Credential

See also: How to manage credentials

In Juju, a credential represents a collection of authentication material (like username & password, or client id & secret key) that is specific to a Juju user and a cloud and allows that user to interact with that cloud.

In Juju a ‘credential’ always refers to authentication material used to access a cloud.

Clouds can have one or more sets of credentials associated with them.

When you create a model in Juju it must always be associated with a cloud/credential pair – the model needs that to create resources on the underlying cloud.

Contents:

Client vs. controller credential

Juju credentials can be created for either the Juju client or the Juju controller or both – where a client credential (previously known as a ‘local credential’) denotes a credential that the client is aware of and a controller credential (previously known as a ‘remote credential’) denotes a credential that a controller is aware of. When you bootstrap a controller and use a client credential, this credential gets automatically uploaded to the controller, so it becomes a controller credential also.

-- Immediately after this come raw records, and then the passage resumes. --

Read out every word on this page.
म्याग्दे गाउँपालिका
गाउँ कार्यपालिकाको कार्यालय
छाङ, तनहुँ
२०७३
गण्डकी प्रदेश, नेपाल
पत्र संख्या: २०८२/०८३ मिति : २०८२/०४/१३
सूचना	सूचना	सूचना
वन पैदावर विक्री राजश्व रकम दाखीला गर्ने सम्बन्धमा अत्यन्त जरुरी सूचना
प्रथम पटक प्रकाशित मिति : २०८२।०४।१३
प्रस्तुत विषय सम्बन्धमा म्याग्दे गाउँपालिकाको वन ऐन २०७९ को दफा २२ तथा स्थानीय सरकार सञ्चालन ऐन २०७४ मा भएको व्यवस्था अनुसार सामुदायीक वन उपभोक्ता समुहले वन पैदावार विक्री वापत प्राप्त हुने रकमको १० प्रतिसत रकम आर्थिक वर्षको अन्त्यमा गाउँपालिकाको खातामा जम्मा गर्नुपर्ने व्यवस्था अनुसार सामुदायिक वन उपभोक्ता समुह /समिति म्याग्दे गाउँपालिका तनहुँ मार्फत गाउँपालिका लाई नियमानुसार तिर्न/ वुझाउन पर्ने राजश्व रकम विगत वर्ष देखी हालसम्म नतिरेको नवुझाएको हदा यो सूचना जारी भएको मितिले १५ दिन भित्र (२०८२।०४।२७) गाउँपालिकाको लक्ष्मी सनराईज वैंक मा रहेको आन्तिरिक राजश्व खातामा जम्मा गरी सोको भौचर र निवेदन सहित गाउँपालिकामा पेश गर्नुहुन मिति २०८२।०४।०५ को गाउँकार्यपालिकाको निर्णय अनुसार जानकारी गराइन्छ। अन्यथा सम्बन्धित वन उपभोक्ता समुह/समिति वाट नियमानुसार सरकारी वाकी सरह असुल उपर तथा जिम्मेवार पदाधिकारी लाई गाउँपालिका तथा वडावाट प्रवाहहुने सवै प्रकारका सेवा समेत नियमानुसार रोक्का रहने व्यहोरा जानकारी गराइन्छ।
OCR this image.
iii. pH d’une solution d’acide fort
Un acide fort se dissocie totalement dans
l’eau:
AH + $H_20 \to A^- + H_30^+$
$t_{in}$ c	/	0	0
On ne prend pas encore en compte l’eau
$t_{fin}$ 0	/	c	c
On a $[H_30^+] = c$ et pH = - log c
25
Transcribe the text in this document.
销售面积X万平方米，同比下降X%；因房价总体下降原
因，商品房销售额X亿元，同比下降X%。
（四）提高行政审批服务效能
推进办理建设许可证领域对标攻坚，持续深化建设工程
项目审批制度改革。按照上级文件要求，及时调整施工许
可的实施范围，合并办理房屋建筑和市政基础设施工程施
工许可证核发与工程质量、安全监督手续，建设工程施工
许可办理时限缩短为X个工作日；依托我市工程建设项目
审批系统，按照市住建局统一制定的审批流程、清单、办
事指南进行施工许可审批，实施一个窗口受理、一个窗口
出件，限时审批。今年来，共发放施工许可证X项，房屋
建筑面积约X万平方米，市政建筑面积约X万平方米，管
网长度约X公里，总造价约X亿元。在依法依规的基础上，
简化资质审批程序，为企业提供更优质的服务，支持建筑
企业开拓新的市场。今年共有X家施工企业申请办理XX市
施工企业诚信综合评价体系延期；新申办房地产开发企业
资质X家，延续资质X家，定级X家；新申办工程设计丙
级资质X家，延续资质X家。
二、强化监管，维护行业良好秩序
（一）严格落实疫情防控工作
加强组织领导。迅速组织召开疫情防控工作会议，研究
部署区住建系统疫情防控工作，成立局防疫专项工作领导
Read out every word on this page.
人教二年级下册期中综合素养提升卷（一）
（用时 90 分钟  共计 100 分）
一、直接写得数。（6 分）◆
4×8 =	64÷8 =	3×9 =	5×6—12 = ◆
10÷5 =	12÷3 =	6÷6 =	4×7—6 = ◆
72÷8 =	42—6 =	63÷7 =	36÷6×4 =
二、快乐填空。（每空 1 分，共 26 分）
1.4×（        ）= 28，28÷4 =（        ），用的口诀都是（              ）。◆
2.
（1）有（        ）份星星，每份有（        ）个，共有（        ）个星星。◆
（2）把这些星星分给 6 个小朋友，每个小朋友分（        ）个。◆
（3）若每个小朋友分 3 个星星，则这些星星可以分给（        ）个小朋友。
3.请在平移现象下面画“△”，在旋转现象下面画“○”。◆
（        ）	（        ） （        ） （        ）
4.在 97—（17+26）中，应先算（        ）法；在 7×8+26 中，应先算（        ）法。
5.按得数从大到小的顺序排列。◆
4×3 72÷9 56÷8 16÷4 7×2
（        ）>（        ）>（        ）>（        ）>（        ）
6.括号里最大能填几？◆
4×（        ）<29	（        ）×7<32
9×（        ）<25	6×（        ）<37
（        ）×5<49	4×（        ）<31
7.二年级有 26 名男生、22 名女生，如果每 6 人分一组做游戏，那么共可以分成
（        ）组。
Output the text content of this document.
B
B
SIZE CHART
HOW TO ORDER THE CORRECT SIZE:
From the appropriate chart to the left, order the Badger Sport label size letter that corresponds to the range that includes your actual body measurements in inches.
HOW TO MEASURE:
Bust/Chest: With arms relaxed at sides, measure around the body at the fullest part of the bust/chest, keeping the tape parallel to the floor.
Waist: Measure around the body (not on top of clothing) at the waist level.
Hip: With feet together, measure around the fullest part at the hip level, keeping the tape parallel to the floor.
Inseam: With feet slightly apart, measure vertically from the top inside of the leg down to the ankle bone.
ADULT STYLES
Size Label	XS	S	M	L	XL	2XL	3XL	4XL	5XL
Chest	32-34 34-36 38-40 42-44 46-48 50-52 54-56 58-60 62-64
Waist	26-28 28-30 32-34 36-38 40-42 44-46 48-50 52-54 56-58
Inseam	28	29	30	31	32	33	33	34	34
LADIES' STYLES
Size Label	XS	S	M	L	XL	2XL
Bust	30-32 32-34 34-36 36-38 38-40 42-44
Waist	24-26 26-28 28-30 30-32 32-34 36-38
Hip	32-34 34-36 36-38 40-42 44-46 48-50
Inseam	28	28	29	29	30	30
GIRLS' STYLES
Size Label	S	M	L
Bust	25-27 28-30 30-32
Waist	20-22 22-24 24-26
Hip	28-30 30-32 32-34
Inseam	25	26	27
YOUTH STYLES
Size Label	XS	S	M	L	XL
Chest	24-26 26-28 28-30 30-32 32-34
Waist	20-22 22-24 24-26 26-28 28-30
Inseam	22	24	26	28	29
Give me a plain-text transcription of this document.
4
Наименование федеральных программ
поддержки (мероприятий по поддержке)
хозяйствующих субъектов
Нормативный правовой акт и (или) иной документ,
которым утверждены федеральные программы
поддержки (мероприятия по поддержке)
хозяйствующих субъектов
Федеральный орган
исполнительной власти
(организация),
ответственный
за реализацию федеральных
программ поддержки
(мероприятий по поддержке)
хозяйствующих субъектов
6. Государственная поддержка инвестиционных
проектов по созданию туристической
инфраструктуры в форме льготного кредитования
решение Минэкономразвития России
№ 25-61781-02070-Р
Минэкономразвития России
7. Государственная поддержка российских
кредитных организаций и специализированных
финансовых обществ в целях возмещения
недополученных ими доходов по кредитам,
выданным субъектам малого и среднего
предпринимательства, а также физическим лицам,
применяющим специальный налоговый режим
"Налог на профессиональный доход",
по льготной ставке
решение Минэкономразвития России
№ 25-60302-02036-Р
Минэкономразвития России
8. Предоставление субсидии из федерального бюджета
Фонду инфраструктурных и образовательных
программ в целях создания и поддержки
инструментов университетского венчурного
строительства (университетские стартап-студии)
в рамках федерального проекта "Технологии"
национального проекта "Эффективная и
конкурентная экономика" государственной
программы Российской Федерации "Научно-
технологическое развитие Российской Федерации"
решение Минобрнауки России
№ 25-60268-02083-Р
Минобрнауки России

The set of client credentials and controller credentials can end up being the same. However, they don’t have to.

Credential definition

See also: How to add a credential

If your cloud is a built-in cloud (microk8s or lxd on your local machine), Juju will define and add your credential automatically. For all other clouds you will have to define and add your credential(s) yourself. Depending on the method you choose, you may need to be aware of the environment variables that you can use or the structure of the credentials.yaml file.

Credential environment variables

Credential environment variables are not available for all the clouds and, when they are, they are cloud-specific. They are used by Juju to automatically populate your credentials.yaml file.

File credentials.yaml

The credentials.yaml file is the file in your Juju installation where Juju stores your cloud credential definitions.

This includes definitions that Juju has created for your (e.g., for the built-in localhost (LXD) and microk8s clouds) as well as any definitions you have provided yourself, whatever the chosen method.

This file (on Linux usually located at ~/.local/share/juju/credentials.yaml) has the following keys:


Expand to view the schema all at once

Source

credentials:
  <cloud>:
    <credential>:
      auth-type: <auth type>
      <attribute>: <value>
      <attribute>: <value>
    ...
  <cloud>:
    <credential>:
      auth-type: <auth type>
      <attribute>: <value>
      <attribute>: <value>
    ...
    <credential>:
      auth-type: <auth type>
      <attribute>: <value>
      <attribute>: <value>
    ...

Expand to view an example of five credentials being stored against four clouds
credentials:
  aws:
    <credential>:
      auth-type: access-key
      access-key: <key>
      secret-key: <key>
  azure:
    <credential>:
      auth-type: service-principal-secret
      application-id: <uuid>
      application-password: <password>
      subscription-id: <uuid>
  lxd:
    <credential a>:
      auth-type: interactive
      trust-password: <password>
    <credential b>:
      auth-type: interactive
      trust-password: <password>
  google:
    <credential>:
      auth-type: oauth2
      project-id: <project-id>
      private-key: <private-key>
      client-email: <email>
      client-id: <client-id>

credentials

Status: Required.

Purpose: Holds the credentials for every cloud.

Value: Map from clouds to their associated credentials.

credentials.<cloud>

Status: Required.

Purpose: Holds the credentials for a particular cloud.

Name: The cloud name, as defined by Juju (built-in clouds or public clouds) or by you.

Value: Map from credentials to their attributes.

credentials.<cloud>.<credential>

Status: Required.

Purpose: Holds the details for a particular credential.

Name: The credential name, as defined by Juju (built-in clouds) or by you. Must be unique within the cloud. :warning: Because there is no central way to constrain what credential names get used nor oversee what authentication material they represent, different devices can associate the same name with different material, or different names with the same material. This is something to keep in mind, especially in a multi-user context.

Value: Map from credential attributes (e.g., auth-type) to their values.

credentials.<cloud>.<credential>.auth-type

Status: Required.

Purpose: Holds the authentication type associated with this credential.

Value: Scalar denoting (one of) the authentication type(s) from your cloud definition. Cloud-specific. See more: List of supported clouds > <cloud>.

credentials.<cloud>.<credential>.auth-type.<attribute>

Status: Required.

Purpose: Holds information associated with a particular attribute of the authentication type (e.g., subscription-id). Authentication-type-specific. See more: List of supported clouds > <cloud>.

Value: Scalar denoting the value for the attribute.